FAV TRACKS: THE WHETHER CHANNEL, NO NIGHTMARES, TALES FROM THE TRASH STRATUM, IMAGO, NOTHING'S SPECIAL

LEAST FAV TRACK: I DON'T LOVE ME ANYMORE

ONEOHTRIX POINT NEVER - MAGIC ONEOHTRIX POINT NEVER / 2020 / WARP / NEO-PSYCH, AMBIENT, HYPNAGOGIC POP, ODE TO RADIO

6/10

Y'all know this is just my opinion, right?


Seems *really* easy. Let's see if we can download things. Apparently, YouTube is using this thing called "DASH" - [Dynamic Adaptive Streaming over HTTP](https://en.wikipedia.org/wiki/Dynamic_Adaptive_Streaming_over_HTTP). With pytube, you can look at all of the different streams, and then download them as you see fit. 
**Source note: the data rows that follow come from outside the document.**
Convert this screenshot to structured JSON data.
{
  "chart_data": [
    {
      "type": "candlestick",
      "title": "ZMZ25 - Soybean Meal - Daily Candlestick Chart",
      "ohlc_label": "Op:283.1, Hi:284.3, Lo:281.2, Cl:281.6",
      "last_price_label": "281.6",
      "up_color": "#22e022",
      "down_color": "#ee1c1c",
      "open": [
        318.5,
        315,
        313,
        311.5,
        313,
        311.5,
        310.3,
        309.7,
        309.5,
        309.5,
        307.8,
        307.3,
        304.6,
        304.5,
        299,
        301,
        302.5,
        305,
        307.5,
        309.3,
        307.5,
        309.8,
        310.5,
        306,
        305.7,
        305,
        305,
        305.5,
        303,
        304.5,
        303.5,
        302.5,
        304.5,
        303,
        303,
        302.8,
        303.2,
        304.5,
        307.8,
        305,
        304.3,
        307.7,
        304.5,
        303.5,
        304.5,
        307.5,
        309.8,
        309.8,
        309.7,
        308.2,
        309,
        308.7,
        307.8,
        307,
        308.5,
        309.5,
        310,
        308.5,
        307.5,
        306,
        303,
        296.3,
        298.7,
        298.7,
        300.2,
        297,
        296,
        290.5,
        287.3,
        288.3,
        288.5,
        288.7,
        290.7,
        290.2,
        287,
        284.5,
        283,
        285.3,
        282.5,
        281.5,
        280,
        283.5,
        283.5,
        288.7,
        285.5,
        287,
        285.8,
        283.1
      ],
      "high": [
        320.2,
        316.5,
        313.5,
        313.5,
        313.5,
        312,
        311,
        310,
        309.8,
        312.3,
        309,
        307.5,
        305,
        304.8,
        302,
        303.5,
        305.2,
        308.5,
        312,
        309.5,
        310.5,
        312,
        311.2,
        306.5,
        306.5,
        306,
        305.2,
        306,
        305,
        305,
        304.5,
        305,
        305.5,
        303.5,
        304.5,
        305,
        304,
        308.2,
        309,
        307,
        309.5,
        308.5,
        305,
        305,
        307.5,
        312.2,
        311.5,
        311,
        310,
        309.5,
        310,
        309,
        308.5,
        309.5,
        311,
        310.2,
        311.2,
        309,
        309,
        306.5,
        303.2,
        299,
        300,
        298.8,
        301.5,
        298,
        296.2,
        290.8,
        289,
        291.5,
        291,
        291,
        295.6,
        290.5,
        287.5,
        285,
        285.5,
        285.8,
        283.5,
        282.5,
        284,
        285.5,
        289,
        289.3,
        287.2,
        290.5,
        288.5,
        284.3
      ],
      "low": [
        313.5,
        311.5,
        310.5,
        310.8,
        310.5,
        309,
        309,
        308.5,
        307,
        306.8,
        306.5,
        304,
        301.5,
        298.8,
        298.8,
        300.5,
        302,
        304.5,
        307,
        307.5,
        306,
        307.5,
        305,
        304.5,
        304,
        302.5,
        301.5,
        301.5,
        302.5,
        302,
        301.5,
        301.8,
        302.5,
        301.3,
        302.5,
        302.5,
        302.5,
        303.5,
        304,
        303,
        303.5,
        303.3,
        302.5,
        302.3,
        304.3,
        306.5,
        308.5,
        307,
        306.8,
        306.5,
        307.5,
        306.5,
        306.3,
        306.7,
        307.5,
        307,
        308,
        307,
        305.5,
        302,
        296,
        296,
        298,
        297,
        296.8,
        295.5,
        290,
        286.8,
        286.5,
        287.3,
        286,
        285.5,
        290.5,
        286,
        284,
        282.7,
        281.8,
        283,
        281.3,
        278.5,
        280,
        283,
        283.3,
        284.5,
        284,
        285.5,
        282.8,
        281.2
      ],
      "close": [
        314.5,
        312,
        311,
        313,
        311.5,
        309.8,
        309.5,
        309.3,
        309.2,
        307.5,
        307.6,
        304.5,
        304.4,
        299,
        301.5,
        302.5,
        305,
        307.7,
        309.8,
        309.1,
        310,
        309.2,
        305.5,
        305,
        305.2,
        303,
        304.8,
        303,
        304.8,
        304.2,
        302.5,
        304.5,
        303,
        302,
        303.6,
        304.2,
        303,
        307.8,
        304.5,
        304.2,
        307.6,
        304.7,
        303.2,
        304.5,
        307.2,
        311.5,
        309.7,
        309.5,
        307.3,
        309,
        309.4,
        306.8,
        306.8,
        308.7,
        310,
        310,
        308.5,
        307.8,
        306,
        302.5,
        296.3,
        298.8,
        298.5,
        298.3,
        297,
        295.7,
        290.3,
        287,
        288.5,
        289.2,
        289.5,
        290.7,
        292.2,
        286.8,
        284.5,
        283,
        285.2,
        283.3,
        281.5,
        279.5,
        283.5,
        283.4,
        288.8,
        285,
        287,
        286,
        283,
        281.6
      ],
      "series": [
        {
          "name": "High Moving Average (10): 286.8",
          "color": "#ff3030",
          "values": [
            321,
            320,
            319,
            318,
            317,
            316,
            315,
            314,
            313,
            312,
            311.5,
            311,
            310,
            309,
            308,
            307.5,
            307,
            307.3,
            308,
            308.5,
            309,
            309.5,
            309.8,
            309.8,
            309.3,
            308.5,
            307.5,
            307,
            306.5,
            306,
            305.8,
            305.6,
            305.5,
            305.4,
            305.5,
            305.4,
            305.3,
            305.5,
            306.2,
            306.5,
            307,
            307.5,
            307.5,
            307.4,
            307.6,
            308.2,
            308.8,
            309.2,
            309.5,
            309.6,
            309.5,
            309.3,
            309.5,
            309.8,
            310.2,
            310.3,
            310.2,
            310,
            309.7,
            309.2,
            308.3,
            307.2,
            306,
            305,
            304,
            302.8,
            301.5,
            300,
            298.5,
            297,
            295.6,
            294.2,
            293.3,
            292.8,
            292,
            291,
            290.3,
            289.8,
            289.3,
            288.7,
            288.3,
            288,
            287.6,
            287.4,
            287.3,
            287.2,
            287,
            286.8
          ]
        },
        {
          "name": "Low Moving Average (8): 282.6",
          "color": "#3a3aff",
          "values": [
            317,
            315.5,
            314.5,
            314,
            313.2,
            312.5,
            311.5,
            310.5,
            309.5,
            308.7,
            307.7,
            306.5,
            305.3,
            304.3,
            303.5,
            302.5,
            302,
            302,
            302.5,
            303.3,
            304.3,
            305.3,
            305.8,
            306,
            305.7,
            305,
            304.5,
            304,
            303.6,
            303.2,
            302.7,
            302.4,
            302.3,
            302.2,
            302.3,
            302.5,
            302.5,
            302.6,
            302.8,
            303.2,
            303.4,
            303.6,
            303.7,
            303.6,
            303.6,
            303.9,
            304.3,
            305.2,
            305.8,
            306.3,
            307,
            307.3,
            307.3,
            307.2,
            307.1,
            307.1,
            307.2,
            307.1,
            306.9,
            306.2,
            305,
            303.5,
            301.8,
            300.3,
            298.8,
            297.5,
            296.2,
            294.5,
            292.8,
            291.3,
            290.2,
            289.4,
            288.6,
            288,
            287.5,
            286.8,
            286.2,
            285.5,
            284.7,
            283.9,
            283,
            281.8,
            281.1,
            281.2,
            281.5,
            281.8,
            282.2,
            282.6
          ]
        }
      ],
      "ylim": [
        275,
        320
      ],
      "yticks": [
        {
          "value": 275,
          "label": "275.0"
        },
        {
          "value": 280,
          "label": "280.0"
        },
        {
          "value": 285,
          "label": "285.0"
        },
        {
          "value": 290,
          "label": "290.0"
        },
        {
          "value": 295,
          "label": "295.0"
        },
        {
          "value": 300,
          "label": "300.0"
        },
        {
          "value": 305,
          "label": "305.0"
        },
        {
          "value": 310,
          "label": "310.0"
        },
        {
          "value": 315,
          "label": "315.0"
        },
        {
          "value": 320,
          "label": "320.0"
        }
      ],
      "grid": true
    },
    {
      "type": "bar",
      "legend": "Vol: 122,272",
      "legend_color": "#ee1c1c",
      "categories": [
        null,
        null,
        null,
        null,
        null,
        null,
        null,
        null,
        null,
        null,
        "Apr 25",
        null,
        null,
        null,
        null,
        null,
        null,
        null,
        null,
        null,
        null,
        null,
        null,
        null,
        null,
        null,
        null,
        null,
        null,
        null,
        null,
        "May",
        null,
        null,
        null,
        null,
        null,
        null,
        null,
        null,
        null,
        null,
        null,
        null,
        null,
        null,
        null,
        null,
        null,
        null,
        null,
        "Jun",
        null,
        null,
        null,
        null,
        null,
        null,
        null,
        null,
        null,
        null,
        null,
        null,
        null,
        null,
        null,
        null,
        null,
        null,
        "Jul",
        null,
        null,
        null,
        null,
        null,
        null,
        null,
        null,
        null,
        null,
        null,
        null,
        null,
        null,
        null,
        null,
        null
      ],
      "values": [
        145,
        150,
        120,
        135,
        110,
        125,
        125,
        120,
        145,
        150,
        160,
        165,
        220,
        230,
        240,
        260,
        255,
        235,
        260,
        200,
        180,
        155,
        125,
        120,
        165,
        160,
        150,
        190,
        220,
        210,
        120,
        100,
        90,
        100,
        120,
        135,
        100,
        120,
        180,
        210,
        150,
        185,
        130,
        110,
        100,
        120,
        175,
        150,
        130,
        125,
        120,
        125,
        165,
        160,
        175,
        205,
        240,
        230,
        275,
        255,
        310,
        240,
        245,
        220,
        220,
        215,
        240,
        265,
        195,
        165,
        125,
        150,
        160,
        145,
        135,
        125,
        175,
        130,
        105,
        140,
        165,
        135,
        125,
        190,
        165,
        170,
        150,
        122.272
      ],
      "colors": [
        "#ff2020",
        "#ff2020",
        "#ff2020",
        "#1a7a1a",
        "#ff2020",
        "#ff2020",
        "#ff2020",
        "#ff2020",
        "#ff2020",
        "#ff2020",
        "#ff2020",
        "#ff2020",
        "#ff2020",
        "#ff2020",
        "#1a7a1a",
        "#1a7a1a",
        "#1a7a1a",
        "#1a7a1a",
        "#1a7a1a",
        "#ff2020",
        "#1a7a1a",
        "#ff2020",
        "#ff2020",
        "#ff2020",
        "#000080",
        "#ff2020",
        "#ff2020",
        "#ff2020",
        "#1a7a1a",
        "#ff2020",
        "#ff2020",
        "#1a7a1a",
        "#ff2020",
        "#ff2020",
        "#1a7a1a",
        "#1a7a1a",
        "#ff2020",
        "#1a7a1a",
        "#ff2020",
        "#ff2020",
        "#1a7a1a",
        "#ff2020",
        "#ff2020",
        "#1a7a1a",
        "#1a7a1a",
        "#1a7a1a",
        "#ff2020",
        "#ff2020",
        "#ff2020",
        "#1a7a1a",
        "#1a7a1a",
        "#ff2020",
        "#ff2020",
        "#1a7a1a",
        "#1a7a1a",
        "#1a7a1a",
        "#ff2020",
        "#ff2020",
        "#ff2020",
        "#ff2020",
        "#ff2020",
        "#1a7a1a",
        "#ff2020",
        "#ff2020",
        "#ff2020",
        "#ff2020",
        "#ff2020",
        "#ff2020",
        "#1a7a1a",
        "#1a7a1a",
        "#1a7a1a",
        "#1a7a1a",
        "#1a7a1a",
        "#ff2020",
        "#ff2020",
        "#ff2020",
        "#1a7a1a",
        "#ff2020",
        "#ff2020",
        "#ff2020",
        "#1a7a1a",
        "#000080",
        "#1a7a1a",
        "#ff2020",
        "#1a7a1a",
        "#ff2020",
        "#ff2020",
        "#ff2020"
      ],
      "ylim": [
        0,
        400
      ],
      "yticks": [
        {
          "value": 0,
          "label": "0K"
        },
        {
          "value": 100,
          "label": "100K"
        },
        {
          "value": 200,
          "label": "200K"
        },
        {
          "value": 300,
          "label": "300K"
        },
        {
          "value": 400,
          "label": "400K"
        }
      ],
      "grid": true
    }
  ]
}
Below, I've got a loop to determine the highest-bandwidth mp4 audio stream.

In [5]:
# Find the highest-bitrate mp4 audio stream
highest_bitrate_mp4_audio_stream = None
highest_bitrate_found = 0
for stream in video.streams.filter(only_audio=True):
    if (stream.mime_type == "audio/mp4"):
        stream_bitrate = int(stream.abr.split("kbps")[0])
        if (stream_bitrate > highest_bitrate_found):
            highest_bitrate_mp4_audio_stream = stream
            highest_bitrate_found = stream_bitrate

Now that I've got this stream, I should be able to download it.

In [6]:
# Create a data/ folder if it doesn't exist
data_folder_path = Path("data/")
data_folder_path.mkdir(exist_ok=True, parents=True)

# Time how long it takes to download the .m4a audio for this video
start_time = time()
highest_bitrate_mp4_audio_stream.download(output_path=data_folder_path, 
                                          filename="test_audio_download.m4a",
                                          skip_existing=False)
print(f"audio downloaded to {data_folder_path}/test_audio_download.m4a in {time()-start_time:.2f}sec")

audio downloaded to data/test_audio_download.m4a in 4.57sec


Really quickly: I actually want this to be an MP3 file instead. The cell below will convert the file. 

In [7]:
# This method will convert an m4a file to mp3
def convert_m4a_to_mp3(input_file_path, output_file_path):
    
    # Import the necessary library
    import subprocess
    
    # Generate the ffmpeg command we'll use
    command = f"""ffmpeg -i {input_file_path} {output_file_path}"""

    # Run the command
    rsp = subprocess.run(command)
    
# Run the aforementioned method
convert_m4a_to_mp3(f"{data_folder_path}/test_audio_download.m4a", 
                   f"{data_folder_path}/test_audio_download.mp3")

### Downloading Channel Information
Now: another question. Can I use `pytube` to get all of the videos from TheNeedleDrop's channel? According to [their "Using Channels" tutorial](https://pytube.io/en/latest/user/channel.html#using-channels): probably, yeah. 

In [16]:
# Creating a Channel object for theneedledrop
theneedledrop_channel = Channel('https://www.youtube.com/c/theneedledrop')

# Determining all of his videos
all_video_urls = theneedledrop_channel.video_urls
print(f"theneedledrop has {len(all_video_urls):,} videos.")

theneedledrop has 3,971 videos.


Nice - I've got the URLs for **ALL** of Anthony Fantano's reviews. Let's see if I can guess some sort of pattern to identify the reviews themselves (versus additional content). 

**Actually...** I don't really *care* about differentiating the reviews right now. In theory, I want to download *all* of his videos, and then classify whether they're reviews or not later.